Avec ma sœur, nous nous sommes posé beaucoup de questions mais avec toutes ces coïncidences (changement d’itinéraire, peur de la police, restaurant louche…), c’est sûr qu’ils ont ramené quelque chose de la montagne et ce n’est pas de la tisane. Mais nous ne cherchons pas à en savoir plus pour ne pas nous mettre en danger. Vu que l’on n’a pas mangé de poulet et que je déteste que l’on me prenne pour un jambon, le lendemain matin je suis chaud bouillant pour la visite et j’ai bien l’intention de me venger à ma façon.

Je commence à m’échapper du peloton pour attaquer le maillot à pois rouges, je me mets dans la roue du Bajais qui d’habitude marche seul. Je suis dans ses pattes et je fais exprès de frotter mon pantalon pour faire du bruit. Cette fois ci, à mon tour de faire les flèches au sol. Stressé par le bruit de mes pas, il marche de plus en plus vite et moi je le colle de plus en plus ce qui impose au groupe un rythme effréné.

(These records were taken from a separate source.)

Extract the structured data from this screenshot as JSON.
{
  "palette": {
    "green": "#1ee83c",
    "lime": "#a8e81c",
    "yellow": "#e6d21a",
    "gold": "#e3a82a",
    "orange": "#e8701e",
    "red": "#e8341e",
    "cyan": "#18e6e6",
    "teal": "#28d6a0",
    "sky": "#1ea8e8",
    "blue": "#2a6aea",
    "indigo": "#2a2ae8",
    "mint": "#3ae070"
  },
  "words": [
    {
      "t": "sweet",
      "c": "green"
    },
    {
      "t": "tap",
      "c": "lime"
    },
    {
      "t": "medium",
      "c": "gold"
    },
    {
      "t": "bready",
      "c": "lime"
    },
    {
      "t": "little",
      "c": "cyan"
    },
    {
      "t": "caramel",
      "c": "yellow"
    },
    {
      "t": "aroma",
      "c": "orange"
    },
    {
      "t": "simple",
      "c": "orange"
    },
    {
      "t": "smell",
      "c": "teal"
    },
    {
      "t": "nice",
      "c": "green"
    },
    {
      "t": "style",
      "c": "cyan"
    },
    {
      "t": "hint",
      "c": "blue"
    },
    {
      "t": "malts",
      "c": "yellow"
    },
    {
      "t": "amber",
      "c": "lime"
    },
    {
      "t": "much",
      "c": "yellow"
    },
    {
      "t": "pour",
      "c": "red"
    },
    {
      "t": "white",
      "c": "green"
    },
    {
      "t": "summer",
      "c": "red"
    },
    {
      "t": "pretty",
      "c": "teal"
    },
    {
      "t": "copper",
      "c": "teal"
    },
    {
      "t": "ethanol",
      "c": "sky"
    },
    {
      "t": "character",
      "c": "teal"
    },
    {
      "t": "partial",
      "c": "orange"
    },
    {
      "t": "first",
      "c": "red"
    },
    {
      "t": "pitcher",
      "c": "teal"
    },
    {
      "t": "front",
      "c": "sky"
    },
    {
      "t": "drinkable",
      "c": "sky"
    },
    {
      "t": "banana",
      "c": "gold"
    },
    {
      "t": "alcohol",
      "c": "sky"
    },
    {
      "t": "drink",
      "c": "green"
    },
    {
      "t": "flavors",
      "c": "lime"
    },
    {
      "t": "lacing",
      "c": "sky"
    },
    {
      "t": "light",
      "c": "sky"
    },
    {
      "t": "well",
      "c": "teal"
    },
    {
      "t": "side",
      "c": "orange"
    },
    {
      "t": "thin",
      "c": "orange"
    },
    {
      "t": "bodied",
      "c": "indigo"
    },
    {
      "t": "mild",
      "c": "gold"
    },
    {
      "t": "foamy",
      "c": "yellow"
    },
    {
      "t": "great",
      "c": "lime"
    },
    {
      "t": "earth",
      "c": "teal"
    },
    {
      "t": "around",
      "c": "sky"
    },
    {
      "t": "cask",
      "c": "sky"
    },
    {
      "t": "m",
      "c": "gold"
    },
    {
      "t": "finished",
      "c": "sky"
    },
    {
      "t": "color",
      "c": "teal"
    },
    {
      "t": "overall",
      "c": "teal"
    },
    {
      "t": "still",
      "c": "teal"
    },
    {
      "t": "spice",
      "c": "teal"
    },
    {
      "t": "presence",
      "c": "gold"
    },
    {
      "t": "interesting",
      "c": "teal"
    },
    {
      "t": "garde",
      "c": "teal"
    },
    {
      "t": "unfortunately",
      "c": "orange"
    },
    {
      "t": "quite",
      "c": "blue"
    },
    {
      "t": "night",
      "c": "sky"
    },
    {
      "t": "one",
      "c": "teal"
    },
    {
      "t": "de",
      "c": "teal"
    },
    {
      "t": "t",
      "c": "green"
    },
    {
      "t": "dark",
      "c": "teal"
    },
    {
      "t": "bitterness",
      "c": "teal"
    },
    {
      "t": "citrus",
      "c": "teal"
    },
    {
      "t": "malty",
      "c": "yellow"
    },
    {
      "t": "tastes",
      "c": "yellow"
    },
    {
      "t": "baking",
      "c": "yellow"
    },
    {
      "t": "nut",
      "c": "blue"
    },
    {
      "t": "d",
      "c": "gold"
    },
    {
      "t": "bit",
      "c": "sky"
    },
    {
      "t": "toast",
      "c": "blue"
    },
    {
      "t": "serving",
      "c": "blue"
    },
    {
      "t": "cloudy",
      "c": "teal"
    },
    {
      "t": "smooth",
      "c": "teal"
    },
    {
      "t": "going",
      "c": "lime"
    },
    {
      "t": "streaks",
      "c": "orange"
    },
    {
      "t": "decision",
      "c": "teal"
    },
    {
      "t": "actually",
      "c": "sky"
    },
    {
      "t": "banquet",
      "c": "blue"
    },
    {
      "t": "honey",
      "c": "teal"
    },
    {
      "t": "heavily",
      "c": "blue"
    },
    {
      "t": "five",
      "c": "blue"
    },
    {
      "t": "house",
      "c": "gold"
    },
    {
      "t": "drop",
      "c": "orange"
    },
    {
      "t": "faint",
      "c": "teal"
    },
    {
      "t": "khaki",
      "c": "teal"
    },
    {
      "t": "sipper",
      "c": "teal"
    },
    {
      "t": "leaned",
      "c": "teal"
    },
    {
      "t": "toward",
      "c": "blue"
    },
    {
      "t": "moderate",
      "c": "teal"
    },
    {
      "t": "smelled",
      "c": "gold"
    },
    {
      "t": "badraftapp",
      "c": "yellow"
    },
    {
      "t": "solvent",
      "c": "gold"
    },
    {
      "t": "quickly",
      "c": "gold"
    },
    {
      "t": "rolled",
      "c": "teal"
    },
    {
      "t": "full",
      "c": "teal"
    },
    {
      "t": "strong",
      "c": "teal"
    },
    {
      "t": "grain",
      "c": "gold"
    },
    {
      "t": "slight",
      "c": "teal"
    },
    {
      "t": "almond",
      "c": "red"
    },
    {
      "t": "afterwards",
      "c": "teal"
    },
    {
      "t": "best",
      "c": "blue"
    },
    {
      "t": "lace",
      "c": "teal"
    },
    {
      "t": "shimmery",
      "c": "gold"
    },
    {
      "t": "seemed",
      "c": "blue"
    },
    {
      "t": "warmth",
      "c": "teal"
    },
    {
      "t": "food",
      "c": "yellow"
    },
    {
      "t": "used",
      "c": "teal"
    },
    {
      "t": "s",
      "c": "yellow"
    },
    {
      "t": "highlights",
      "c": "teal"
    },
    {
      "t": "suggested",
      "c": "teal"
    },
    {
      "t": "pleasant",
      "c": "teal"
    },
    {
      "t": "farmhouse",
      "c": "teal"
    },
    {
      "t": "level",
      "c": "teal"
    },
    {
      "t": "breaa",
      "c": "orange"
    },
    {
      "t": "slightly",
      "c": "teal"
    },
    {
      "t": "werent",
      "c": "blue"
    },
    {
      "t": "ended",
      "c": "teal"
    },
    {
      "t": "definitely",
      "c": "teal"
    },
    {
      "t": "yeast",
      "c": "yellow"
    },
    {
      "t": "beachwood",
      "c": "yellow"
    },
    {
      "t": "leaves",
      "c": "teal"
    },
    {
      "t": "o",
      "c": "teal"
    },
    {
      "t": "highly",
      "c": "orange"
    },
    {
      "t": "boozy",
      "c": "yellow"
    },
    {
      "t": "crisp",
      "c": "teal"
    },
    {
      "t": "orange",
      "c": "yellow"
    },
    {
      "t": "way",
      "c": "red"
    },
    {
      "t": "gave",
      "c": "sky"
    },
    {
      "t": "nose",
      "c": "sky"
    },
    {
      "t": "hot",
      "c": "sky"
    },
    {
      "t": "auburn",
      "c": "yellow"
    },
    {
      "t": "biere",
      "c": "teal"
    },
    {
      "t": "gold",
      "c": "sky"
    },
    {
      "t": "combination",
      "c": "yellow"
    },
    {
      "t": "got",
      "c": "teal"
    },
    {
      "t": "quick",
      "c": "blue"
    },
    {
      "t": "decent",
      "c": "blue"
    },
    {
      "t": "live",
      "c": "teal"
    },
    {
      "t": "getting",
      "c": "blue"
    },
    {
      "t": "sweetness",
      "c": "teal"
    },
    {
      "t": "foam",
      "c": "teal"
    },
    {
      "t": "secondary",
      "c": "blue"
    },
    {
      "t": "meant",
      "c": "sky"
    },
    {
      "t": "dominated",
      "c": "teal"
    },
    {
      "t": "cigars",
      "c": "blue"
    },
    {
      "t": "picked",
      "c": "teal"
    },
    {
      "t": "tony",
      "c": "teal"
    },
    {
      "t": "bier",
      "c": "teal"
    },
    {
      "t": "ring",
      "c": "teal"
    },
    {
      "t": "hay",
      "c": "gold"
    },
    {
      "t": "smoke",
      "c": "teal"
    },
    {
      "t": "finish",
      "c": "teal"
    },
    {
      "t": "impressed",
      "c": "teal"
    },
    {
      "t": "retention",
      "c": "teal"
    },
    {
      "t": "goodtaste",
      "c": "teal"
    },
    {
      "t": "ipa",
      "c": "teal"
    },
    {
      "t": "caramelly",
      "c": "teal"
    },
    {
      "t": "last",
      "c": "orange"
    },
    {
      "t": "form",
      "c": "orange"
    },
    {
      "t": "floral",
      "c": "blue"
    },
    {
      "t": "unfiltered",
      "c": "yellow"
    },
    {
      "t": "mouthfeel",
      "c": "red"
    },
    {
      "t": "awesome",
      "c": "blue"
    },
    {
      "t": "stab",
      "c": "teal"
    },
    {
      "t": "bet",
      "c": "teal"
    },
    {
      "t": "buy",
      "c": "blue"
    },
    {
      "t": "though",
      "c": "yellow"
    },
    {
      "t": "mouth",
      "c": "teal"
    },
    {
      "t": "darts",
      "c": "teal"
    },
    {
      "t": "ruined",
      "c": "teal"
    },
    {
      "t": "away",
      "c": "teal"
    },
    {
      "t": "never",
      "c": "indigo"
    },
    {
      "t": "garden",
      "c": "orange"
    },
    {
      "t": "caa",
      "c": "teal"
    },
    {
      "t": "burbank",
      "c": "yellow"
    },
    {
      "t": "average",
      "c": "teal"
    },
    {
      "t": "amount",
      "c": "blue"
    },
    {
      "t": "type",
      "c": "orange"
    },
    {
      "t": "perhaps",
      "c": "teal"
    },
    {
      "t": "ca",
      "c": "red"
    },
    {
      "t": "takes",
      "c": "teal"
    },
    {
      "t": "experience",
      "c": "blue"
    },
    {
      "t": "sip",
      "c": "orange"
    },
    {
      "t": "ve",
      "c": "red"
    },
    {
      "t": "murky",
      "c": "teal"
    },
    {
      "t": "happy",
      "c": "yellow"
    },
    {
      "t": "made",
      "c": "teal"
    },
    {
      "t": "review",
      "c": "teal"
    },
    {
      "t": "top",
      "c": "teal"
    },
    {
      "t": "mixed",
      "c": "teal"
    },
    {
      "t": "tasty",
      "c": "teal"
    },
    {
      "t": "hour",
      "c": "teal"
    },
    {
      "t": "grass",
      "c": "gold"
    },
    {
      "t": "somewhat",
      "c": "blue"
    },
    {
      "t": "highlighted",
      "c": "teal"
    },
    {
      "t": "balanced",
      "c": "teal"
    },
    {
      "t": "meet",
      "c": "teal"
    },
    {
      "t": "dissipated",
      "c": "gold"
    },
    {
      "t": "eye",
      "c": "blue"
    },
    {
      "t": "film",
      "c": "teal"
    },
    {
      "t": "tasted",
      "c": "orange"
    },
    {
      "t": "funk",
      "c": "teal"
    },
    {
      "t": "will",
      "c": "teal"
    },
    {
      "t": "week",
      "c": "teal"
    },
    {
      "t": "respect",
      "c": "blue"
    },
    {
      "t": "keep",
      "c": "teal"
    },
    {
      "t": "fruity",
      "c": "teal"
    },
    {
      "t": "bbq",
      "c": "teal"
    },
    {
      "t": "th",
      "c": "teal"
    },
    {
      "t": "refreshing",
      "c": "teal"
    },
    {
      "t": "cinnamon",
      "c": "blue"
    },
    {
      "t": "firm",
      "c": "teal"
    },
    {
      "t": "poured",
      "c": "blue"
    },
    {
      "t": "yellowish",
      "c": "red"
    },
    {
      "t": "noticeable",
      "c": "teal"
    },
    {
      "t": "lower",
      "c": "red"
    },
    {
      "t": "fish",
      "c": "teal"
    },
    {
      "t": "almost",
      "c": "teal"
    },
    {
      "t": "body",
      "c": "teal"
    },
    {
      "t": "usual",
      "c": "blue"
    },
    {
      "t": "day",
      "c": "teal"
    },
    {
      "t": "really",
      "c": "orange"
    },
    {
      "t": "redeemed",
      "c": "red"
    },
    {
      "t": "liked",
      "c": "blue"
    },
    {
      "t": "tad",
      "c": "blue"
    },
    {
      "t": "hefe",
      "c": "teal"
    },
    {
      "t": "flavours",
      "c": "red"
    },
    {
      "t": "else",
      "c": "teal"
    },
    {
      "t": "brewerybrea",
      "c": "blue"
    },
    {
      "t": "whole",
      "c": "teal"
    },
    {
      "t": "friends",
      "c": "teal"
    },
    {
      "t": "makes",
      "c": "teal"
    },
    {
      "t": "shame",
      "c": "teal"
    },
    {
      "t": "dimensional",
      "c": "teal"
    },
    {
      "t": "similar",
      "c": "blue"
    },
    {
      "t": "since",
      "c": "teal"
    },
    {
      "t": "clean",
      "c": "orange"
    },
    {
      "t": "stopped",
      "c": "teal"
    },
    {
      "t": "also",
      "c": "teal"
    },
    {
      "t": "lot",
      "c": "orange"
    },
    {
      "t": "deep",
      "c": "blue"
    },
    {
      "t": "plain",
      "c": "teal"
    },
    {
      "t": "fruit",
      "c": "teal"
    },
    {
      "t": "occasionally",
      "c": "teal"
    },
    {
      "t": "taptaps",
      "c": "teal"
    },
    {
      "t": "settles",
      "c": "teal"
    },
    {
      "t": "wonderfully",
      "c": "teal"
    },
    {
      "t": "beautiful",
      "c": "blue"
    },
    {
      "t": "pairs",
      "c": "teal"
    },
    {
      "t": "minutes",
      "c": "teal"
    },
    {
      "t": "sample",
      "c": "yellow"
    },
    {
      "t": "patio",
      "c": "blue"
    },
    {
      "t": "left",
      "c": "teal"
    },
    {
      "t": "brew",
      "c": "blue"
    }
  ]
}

Ma sœur est dans le coup, aussi motivée que moi elle nous suit de très près accompagnée du jeune. Tant qu’aux deux autres, le cuistot est à deux doigts de nous faire un coma éthylique et le guide a des ampoules aux pieds et des problèmes articulaires .

Nous faisons quand même de petites pauses pour les attendre et quand le guide arrive à notre niveau et déchausse ses chaussures pour s’aérer les pieds, avec ma sœur nous repartons aussitôt en lui disant : « on se rejoint en haut ! ». Bon sur le coup nous avons peut être fait les sadiques, mais nous avons bien rigolé et puis c’est un moindre mal comparé aux peines d’emprisonnement que l’on a peut-être risqué à cause de leurs magouilles.

Malgré cela, le dernier soir, nous avons bien eu du mal à nous quitter tous les six! Bajais , habituellement imperturbable a versé sa larmichette.
J’ai échangé avec le jeune ma paire de jumelles contre son khukuri (couteau népalais qui avait servi à égorger un poulet).
Le guide a offert une écharpe en soie à ma soeur.
Quant au cuistot, lui, il en a profité pour se siffler une bouteille de Gin à lui tout seul!!

Cette aventure reste inoubliable avec des bons moments de rigolades, des rencontres incroyables et des paysages à couper le souffle.